The deputy director nodded slowly. “Does this mean Sorokin was more important than we thought?”
“I’m not sure,” Singh confessed.
“Look into it.” He pushed his glasses further up the bridge of his nose. “I’ll call the embassy in Jakarta and tell them we’re not coming.”
Singh held up his hand. “Tell them to make arrangements for our arrival as planned.”
“Why?”
“It’ll put Waters on the grid.”
“What do you mean?” the deputy director asked, checking his watch.
“Think about all the paperwork,” Singh said. “We’re talking rushed visas and plane tickets, and then there are visit protocols to implement through our embassy in Jakarta, and lots of phone chatter. Once we load up the system with all of that, there’ll be a leak and Volkov will find out where Waters is.”
“But that will only lure him to Indonesia.”
“Not when we cancel the trip.”
The elevator doors opened and Simone Elliot stepped into the corridor, pulling her red coat tighter around her waist. New check-ins had gathered in the lobby, brandishing brochures and backpacks and gawking at their phones while waiting for their turn at the front desk. Cars were queued up in the driveway and suited men wearing caps were carrying luggage through the glass entrance.
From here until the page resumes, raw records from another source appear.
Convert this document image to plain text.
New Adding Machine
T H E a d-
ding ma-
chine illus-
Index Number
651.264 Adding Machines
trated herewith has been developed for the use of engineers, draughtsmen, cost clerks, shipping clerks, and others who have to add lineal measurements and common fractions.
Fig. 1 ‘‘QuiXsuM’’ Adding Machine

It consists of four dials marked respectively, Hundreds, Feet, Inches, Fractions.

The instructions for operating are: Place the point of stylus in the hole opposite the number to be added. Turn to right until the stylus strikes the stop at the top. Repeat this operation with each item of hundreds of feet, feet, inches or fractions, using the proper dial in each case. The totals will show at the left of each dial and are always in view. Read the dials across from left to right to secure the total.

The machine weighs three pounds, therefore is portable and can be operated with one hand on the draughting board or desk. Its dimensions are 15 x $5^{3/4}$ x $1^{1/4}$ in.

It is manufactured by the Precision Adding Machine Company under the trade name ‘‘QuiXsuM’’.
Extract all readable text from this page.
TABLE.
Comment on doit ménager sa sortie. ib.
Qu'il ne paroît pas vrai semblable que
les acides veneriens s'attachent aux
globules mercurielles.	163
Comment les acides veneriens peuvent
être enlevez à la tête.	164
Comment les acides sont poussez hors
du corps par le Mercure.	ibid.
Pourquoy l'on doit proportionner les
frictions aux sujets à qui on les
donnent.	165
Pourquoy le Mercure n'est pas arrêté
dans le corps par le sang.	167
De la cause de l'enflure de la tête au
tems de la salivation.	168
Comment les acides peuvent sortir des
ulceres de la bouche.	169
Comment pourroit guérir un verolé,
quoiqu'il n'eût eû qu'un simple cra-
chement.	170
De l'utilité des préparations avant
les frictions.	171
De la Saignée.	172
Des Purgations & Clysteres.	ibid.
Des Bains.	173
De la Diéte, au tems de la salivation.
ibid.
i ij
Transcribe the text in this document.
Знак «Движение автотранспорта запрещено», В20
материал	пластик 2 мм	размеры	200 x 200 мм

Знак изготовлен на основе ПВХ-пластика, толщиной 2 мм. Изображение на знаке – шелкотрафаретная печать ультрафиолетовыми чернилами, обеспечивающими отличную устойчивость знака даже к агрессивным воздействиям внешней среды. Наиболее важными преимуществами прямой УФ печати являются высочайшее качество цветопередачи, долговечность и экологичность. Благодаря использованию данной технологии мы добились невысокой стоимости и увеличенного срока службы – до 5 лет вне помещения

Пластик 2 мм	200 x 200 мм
Elliot sidestepped stacked suitcases and an elderly couple perusing the restaurant’s menu. She neared the exit and nearly collided with a man wearing a salmon-pink polo shirt and leather jacket, a black golf pencil tucked behind his ear. He mumbled an apology and joined his friend in the queue, a man wearing a green polo shirt and dark blazer.
She grunted her forgiveness and finally made it outside. She sighed at the sky. Sullen clouds had swooped over the city, dousing the light of the late-afternoon sun, and a swirling wind whipped her hair around her face. Still, she thought, there was space out here, room to breathe, room to think.
Her shoes squished through the watered lawn until she reached the pavement and turned towards town, searching for the Thai restaurant Hartigan had recommended.
Hartigan, she thought. Elliot had sat outside Hartigan’s cubicle for most of the day. The young analyst had spent hours on hold with a Russian intelligence agency only to be told that they don’t give out information about their own citizens to foreign interests. Customs, shipping, on-line hotel bookings, car hire, all contacted and none of them able to provide a unique insight on Stepan Volkov’s movements.
And they still don’t know who he really is.
Cars swished past her, racing to the next set of traffic lights, and she stepped carefully along the bulging pavement, the concrete cracked by tree roots snaking beneath her feet.